Старая женщина вошла в комнату и затворила за собой дверь. Потом сделала шаг к столу и развязала узелок. В нём были небольшой чугунок и два маленьких глиняных горшочка. В чугунке, плотно укутанном газетой и старой шалью, как оказалась, была отваренная в мундире горячая картошка, а в маленьких горшочках       – в одном барсучий жир, в другом мёд. Она, молча, взяла у отца мальчика, усадила к себе на колени и стала кормить кусочками картошки, окуная их в оттаявший жир. Лёшке есть противный жир не хотелось, но, не желая расстраивать родителей, и побаиваясь хозяйку, он подчинился. Сначала картошка с жиром никак не хотела проглатываться и вызывала тошноту, но после некоторых усилий над собой  он заставил себя кушать противный продукт. Пока он ел, отец читал ему сказку Шарля Перо “Мальчик с пальчик”, и увлечённый её содержанием, Лёшка уже не замечал противного жира и незаметно для себя съел большую часть картошки.  Накормив ребёнка, хозяйка принесла из своей комнаты большой фаянсовый чайник с красиво изогнутым носиком и витой ручкой и напоила больного чаем с мёдом и липовым цветом. Затем она обвязала Лёшку своей мягкой пуховой шалью, уложила на диван и укутала одеялом. Наклонилась, что-то пошептала, поглаживая по груди, и, распрямившись, сказала родителям: “Завтра малышу станет легче” и вышла из комнаты.
         Шаль нежно приняла Лёшку в своё пушистое лоно, погружая в дремоту подступившего сна. Лёшке казалось, что шаль обнимает его с нежностью маминых рук и что-то нашёптывает. Он прислушался к этому шёпоту и отчётливо услышал повторение сказки, только в этот раз её сопровождала тихая музыка, которую он слушал недавно изливающейся из чёрной тарелки репродуктора.

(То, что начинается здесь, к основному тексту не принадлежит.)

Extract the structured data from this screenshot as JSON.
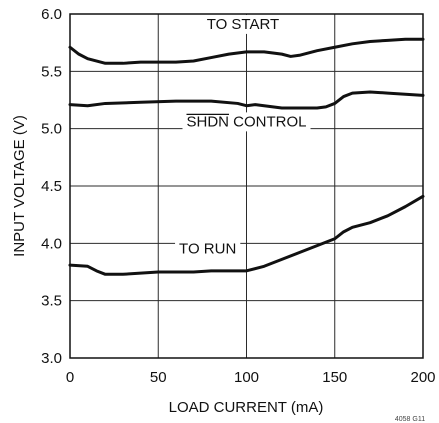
{
  "chart_data": {
    "type": "line",
    "title": "",
    "xlabel": "LOAD CURRENT (mA)",
    "ylabel": "INPUT VOLTAGE (V)",
    "xlim": [
      0,
      200
    ],
    "ylim": [
      3.0,
      6.0
    ],
    "x_ticks": [
      0,
      50,
      100,
      150,
      200
    ],
    "y_ticks": [
      3.0,
      3.5,
      4.0,
      4.5,
      5.0,
      5.5,
      6.0
    ],
    "x_tick_labels": [
      "0",
      "50",
      "100",
      "150",
      "200"
    ],
    "y_tick_labels": [
      "3.0",
      "3.5",
      "4.0",
      "4.5",
      "5.0",
      "5.5",
      "6.0"
    ],
    "grid": true,
    "legend": "none",
    "series": [
      {
        "name": "TO START",
        "x": [
          0,
          5,
          10,
          20,
          30,
          40,
          50,
          60,
          70,
          80,
          90,
          100,
          110,
          120,
          125,
          130,
          140,
          150,
          160,
          170,
          180,
          190,
          200
        ],
        "y": [
          5.71,
          5.65,
          5.61,
          5.57,
          5.57,
          5.58,
          5.58,
          5.58,
          5.59,
          5.62,
          5.65,
          5.67,
          5.67,
          5.65,
          5.63,
          5.64,
          5.68,
          5.71,
          5.74,
          5.76,
          5.77,
          5.78,
          5.78
        ]
      },
      {
        "name": "SHDN CONTROL",
        "x": [
          0,
          10,
          20,
          40,
          60,
          80,
          95,
          100,
          105,
          110,
          120,
          130,
          140,
          145,
          150,
          155,
          160,
          170,
          180,
          190,
          200
        ],
        "y": [
          5.21,
          5.2,
          5.22,
          5.23,
          5.24,
          5.24,
          5.22,
          5.2,
          5.21,
          5.2,
          5.18,
          5.18,
          5.18,
          5.19,
          5.22,
          5.28,
          5.31,
          5.32,
          5.31,
          5.3,
          5.29
        ]
      },
      {
        "name": "TO RUN",
        "x": [
          0,
          10,
          15,
          20,
          30,
          40,
          50,
          60,
          70,
          80,
          90,
          100,
          110,
          120,
          130,
          140,
          150,
          155,
          160,
          170,
          180,
          190,
          200
        ],
        "y": [
          3.81,
          3.8,
          3.76,
          3.73,
          3.73,
          3.74,
          3.75,
          3.75,
          3.75,
          3.76,
          3.76,
          3.76,
          3.8,
          3.86,
          3.92,
          3.98,
          4.04,
          4.1,
          4.14,
          4.18,
          4.24,
          4.32,
          4.41
        ]
      }
    ],
    "annotations": [
      {
        "text": "TO START",
        "series": "TO START",
        "x": 98,
        "y": 5.87
      },
      {
        "text": "SHDN CONTROL",
        "series": "SHDN CONTROL",
        "x": 100,
        "y": 5.02,
        "overline": "SHDN"
      },
      {
        "text": "TO RUN",
        "series": "TO RUN",
        "x": 78,
        "y": 3.91
      }
    ],
    "figure_id": "4058 G11",
    "colors": {
      "line": "#111111",
      "grid": "#2b2b2b",
      "text": "#111111",
      "background": "#ffffff"
    }
  }
}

Сон полностью овладел им. Сказка кончилась, а музыка ещё продолжала звучать, погружая мальчика во всё более глубокий сон.
         Ночью Лёшку пробил обильный пот. Он часто вскрикивал во сне, пытаясь раскрыться, но отец, всю ночь просидевший рядом с больным сыном, бережно укутывал его снова и снова. Во второй половине ночи кашель спал, хрипы заметно уменьшились.
         Рано утром отец ушёл на службу.
         Ещё во сне Лёшка ощутил состояние непривычной лёгкости, которую он никогда прежде не испытывал, а теперь, после перенесённых физических страданий тяжёлой болезни, ощущал эту лёгкость с особой остротой и от этого ощущения он проснулся. В лучах солнечного света, а солнечные дни иногда случаются в начале ноября, лившихся в комнату через окно, в медленном танце кружились пылинки.
Вечером отец вернулся со службы раньше обычного, потому что следующий день был праздничным. Зайдя в комнату, спросил у матери, проведшей целый день рядом с больным ребёнком, о здоровье сына, и, получив ответ, что ему значительно лучше, немного постоял в раздумье и вышел. Отсутствовал он недолго. Взяв сына на руки и закутав его всё в то же трофейное одеяло, они с матерью вышли в гостиную.
         На большом круглом столе с изогнутыми резными, но с облупившимся лаком, ножками стояли: большой сияющий жёлтым солнцем самовар, бутылка водки, тарелка с аккуратно нарезанными кусочками сала, банка американской тушенки, большая миска с винегретом, колотый сахар в металлической сахарнице с причудливым литым рисунком на таких же как у стола изогнутых ножках и великолепная посуда для ужина с разложенными рядом столовыми приборами. Рядом с сахарницей лежали серебряные щипчики для сахара, а в центре стола, рядом с самоваром, большая плетеная хлебница с аккуратно нарезанными кусочками ржаного хлеба.
         Возле стола стояла пожилая женщина. Лёшка знал, что это жена дворника, семья которого проживала в другом конце этого же дома в полуподвальной комнате.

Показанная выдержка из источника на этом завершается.